Morrissey has slammed hypocritical tributes paid by celebrities and musicians to Sinead O’Connor, who died on Wednesday at the age of 56.
In a critical statement posted on his website, the English singer-songwriter wondered where the support was for O’Connor while she was alive.
Morrissey begins the note by stating that O’Connor was dropped by her label after selling 7 million albums for them. He slams “a certain music industry hatred for singers who don’t ‘fit in’ (this I know only too well), and they are never praised until death – when, finally, they can’t answer back”.

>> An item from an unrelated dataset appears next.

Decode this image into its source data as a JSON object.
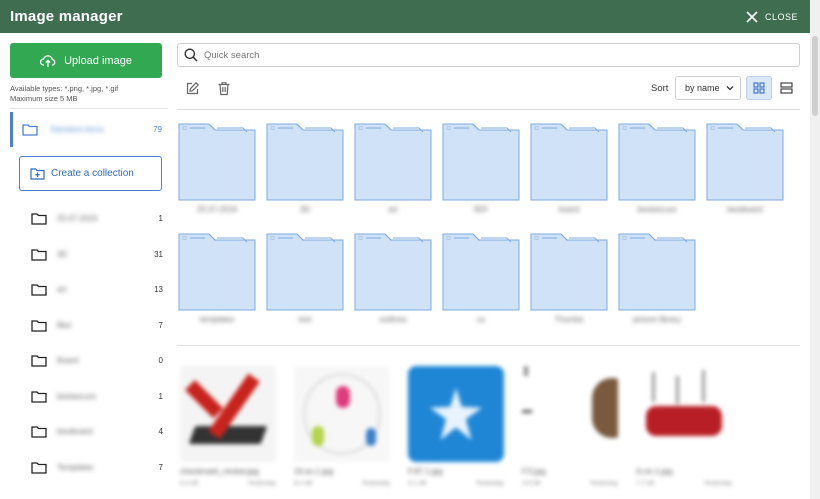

“The cruel playpen of fame gushes with praise for Sinead today … with the usual moronic labels of ‘icon’ and ‘legend,” Morrissey said. “You praise her now ONLY because it is too late. You hadn’t the guts to support her when she was alive and she was looking for you. The press will label artists as pests because of what they withhold … and they would call Sinead sad, fat, shocking, insane … oh but not today.”
He also criticized record labels for degrading her “because she refused to be labelled.”
Morrissey also asks, “Who cared enough to save Judy Garland, Whitney Houston, Amy Winehouse, Marilyn Monroe and Billie Holiday?”
“She had the courage to speak when everyone else stayed safely silent,” Morrissey said about the Irish singer and musician who was found dead at her flat in Herne Hill, south London, on Wednesday.